With the old automaker Volkswagen (OTC: VWAGY) investing up to $5 billion in EV maker Rivian Automotive (NASDAQ: RIVN), the issue seems clear regarding the ultimate beneficiaries. However, the surprise winner in the deal may end up being applied sciences giant Honeywell (NASDAQ: ZORI). Underlying the surprising event in the automotive sector is a firm orientation towards the middle-income consumer. On a related note, Honeywell offers technologies that are related to public charging. Therefore, I am positive on HON stock.
Importance breakdown for HON stock
A current examination of the investment does not appear to support Honeywell. After all, it is Rivian that is receiving the influx of funds. For Volkswagen, the venture could support its long-term vision to move into the EV arena. While the upside for HON stock isn’t straightforward, it would probably be a mistake to ignore it.
An initial investment of $1 billion will help get the ball rolling. Further, Volkswagen plans to invest $1 billion each in 2025 and 2026. Another $2 billion may be injected in 2026 to support a technology joint venture aimed at developing electrical architecture and software solutions. So where does HON stock fit into this narrative?
It is about the economic stimulus. As TipRanks reporter Paul Hoffman stated, the EV sector has seen stagnant growth due to consumer concerns. Mainly, these concerns stem from inflation and high borrowing costs. Yes, Rivian’s current product portfolio contains expensive vehicles, with the cheapest model costing $71,900. This assumes that Rivian is targeting the high-income demographic.
Even if it is, this approach is not working. In the past year, RIVN stock has fallen by more than 19%. Since its debut in the public market, it has hemorrhaged about 86%. Therefore, Rivian has to try something else, and it is.
In 2026, the company will launch its R2 model, which will start at $45,000. A year later, the R3 will debut, which industry publications estimate could start at $37,000. Of course, Rivian believes that its future depends on middle-income consumers. Volkswagen’s investment will help achieve this endeavour.
However, what analysts seem to be forgetting about targeting different segments of the income spectrum is that each category comes with pros and cons. Marketing electric vehicles to rich people sounds good on paper.

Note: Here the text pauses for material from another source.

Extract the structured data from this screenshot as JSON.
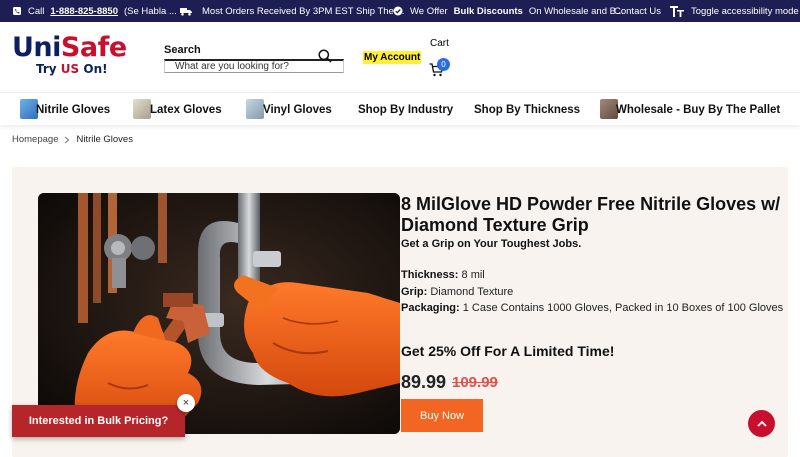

However, this approach suffers from the drawback that there are not that many rich people.
On the other hand, middle-income buyers are more numerous. Find what? One of their problems is that they will need public charging, and that’s where Honeywell comes in.
Honeywell’s EV Charging Solutions may well benefit
As an industrial and applied sciences company, Honeywell offers a lot of value. Of course, electric vehicle charging is not a relaxed situation for HON stock. However, betting on simple EV infrastructure ideas can be problematic for many investors. That’s because they’re all, to my knowledge, small-cap ventures—in other words, high-risk, high-reward.

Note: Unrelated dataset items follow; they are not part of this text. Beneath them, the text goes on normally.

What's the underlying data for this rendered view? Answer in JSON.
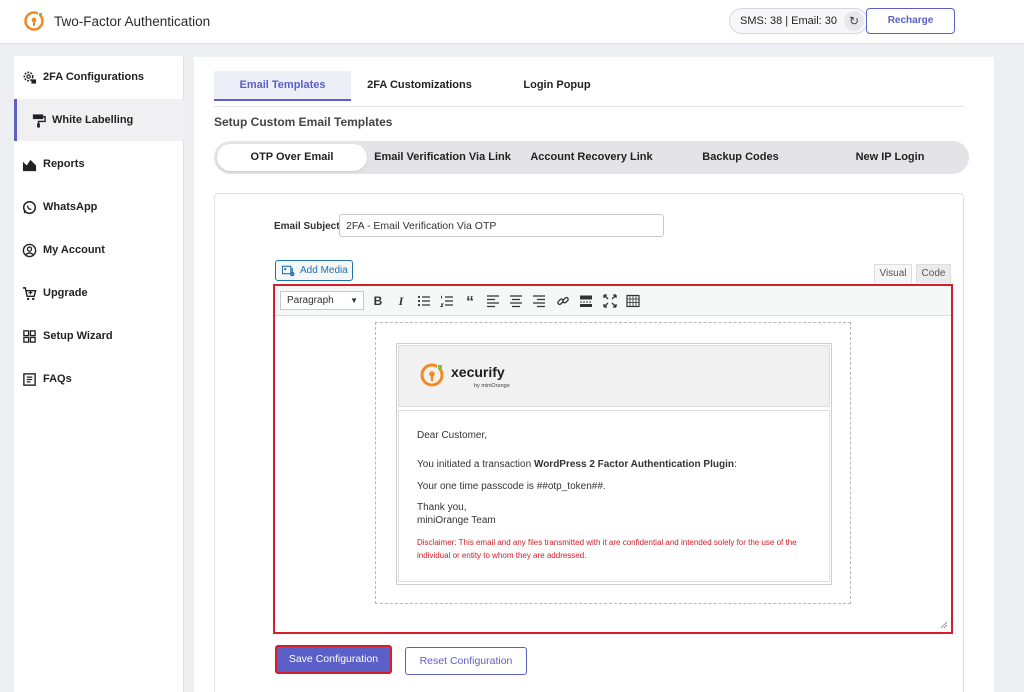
{
  "header": {
    "title": "Two-Factor Authentication",
    "credits": "SMS: 38 | Email: 30",
    "recharge_label": "Recharge"
  },
  "sidebar": {
    "items": [
      {
        "label": "2FA Configurations",
        "icon": "gear-lock-icon"
      },
      {
        "label": "White Labelling",
        "icon": "paint-roller-icon",
        "active": true
      },
      {
        "label": "Reports",
        "icon": "chart-icon"
      },
      {
        "label": "WhatsApp",
        "icon": "whatsapp-icon"
      },
      {
        "label": "My Account",
        "icon": "user-circle-icon"
      },
      {
        "label": "Upgrade",
        "icon": "cart-icon"
      },
      {
        "label": "Setup Wizard",
        "icon": "grid-icon"
      },
      {
        "label": "FAQs",
        "icon": "book-icon"
      }
    ]
  },
  "tabs": [
    {
      "label": "Email Templates",
      "active": true
    },
    {
      "label": "2FA Customizations"
    },
    {
      "label": "Login Popup"
    }
  ],
  "section_title": "Setup Custom Email Templates",
  "subtabs": [
    {
      "label": "OTP Over Email",
      "active": true
    },
    {
      "label": "Email Verification Via Link"
    },
    {
      "label": "Account Recovery Link"
    },
    {
      "label": "Backup Codes"
    },
    {
      "label": "New IP Login"
    }
  ],
  "form": {
    "subject_label": "Email Subject:",
    "subject_value": "2FA - Email Verification Via OTP",
    "add_media_label": "Add Media",
    "mode_visual": "Visual",
    "mode_code": "Code",
    "format_selected": "Paragraph"
  },
  "email": {
    "brand_name": "xecurify",
    "brand_sub": "by miniOrange",
    "greeting": "Dear Customer,",
    "line1_prefix": "You initiated a transaction ",
    "line1_bold": "WordPress 2 Factor Authentication Plugin",
    "line1_suffix": ":",
    "line2": "Your one time passcode is ##otp_token##.",
    "thanks": "Thank you,",
    "team": "miniOrange Team",
    "disclaimer": "Disclaimer: This email and any files transmitted with it are confidential and intended solely for the use of the individual or entity to whom they are addressed."
  },
  "actions": {
    "save_label": "Save Configuration",
    "reset_label": "Reset Configuration"
  },
  "colors": {
    "accent": "#5b5fc7",
    "highlight": "#d41f2a",
    "logo_orange": "#f08a24"
  }
}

With Honeywell, you are betting on a stable company where one of its business units can have significant growth. In particular, if more companies follow the example of the Volkswagen-Rivian deal – that is, building electric vehicles that focus mainly on middle-income households – then demand for public charging networks could increase. That would be good news for Honeywell’s Building Controls unit, where it can market EV charging stations to commercial real estate managers.

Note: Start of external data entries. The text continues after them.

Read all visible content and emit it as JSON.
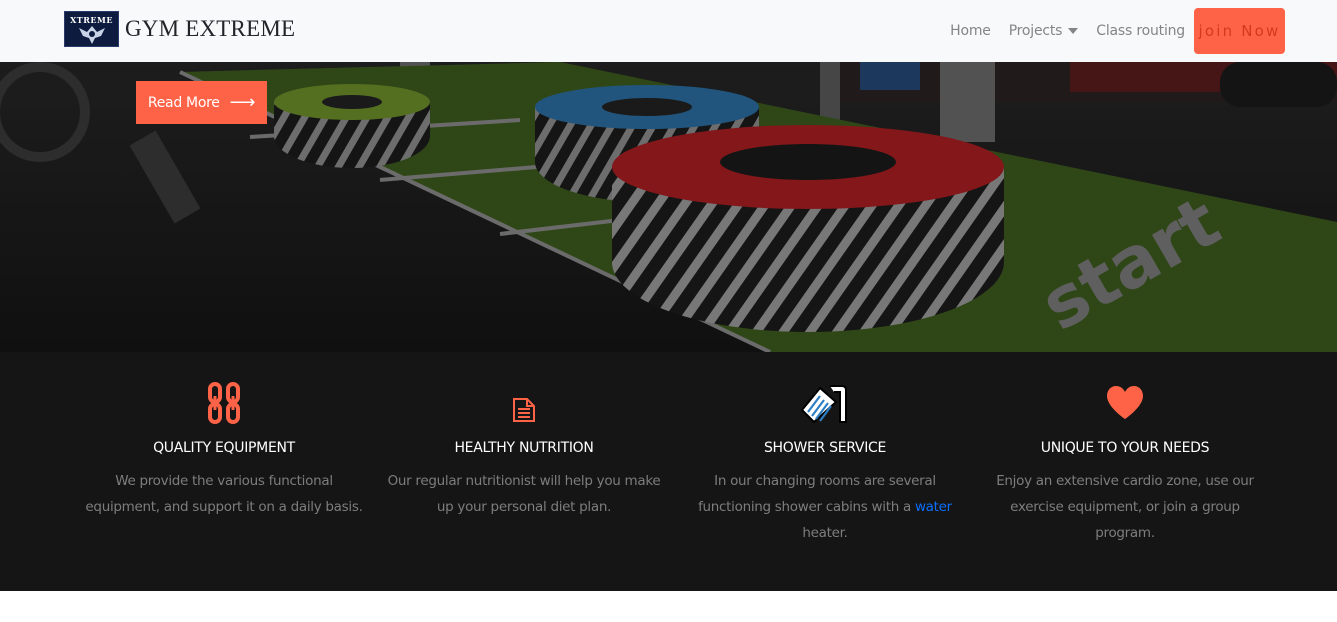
{
  "navbar": {
    "logo_text": "XTREME",
    "brand_name": "GYM EXTREME",
    "links": [
      {
        "label": "Home"
      },
      {
        "label": "Projects"
      },
      {
        "label": "Class routing"
      }
    ],
    "join_label": "join Now"
  },
  "hero": {
    "read_more_label": "Read More",
    "read_more_arrow": "⟶",
    "floor_text": "start"
  },
  "features": [
    {
      "icon": "chain-icon",
      "title": "QUALITY EQUIPMENT",
      "desc": "We provide the various functional equipment, and support it on a daily basis."
    },
    {
      "icon": "document-icon",
      "title": "HEALTHY NUTRITION",
      "desc": "Our regular nutritionist will help you make up your personal diet plan."
    },
    {
      "icon": "shower-icon",
      "title": "SHOWER SERVICE",
      "desc_before": "In our changing rooms are several functioning shower cabins with a",
      "desc_link": "water",
      "desc_after": "heater."
    },
    {
      "icon": "heart-icon",
      "title": "UNIQUE TO YOUR NEEDS",
      "desc": "Enjoy an extensive cardio zone, use our exercise equipment, or join a group program."
    }
  ],
  "colors": {
    "accent": "#ff6347",
    "dark": "#151515",
    "link": "#0d6efd"
  }
}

A study by Boston Consulting Group found that among the top three attributes that on-the-fence EV buyers needed to see before jumping into electric mobility, one of them was charging solutions in less than 20 minutes.
This is important for two reasons. First, it implies that potential buyers may not have access to home charging or that they will be using their electric vehicles extensively for work or to run errands. Second, the focus on a specific time frame means that these people have few moments to waste on unnecessary frustrations.
The translation? Middle-income buyers need public charging solutions, and lots of them. This should be a net positive for HON stock.
Dive into Honeywell’s assessment
Currently, HON stock trades at a trailing year sales multiple of 3.84x. That’s not exactly an understatement. While it is difficult to properly classify Honeywell, it is, after all, an industrial conglomerate. And the overall conglomerate sector has an average earnings multiple of 1.64x.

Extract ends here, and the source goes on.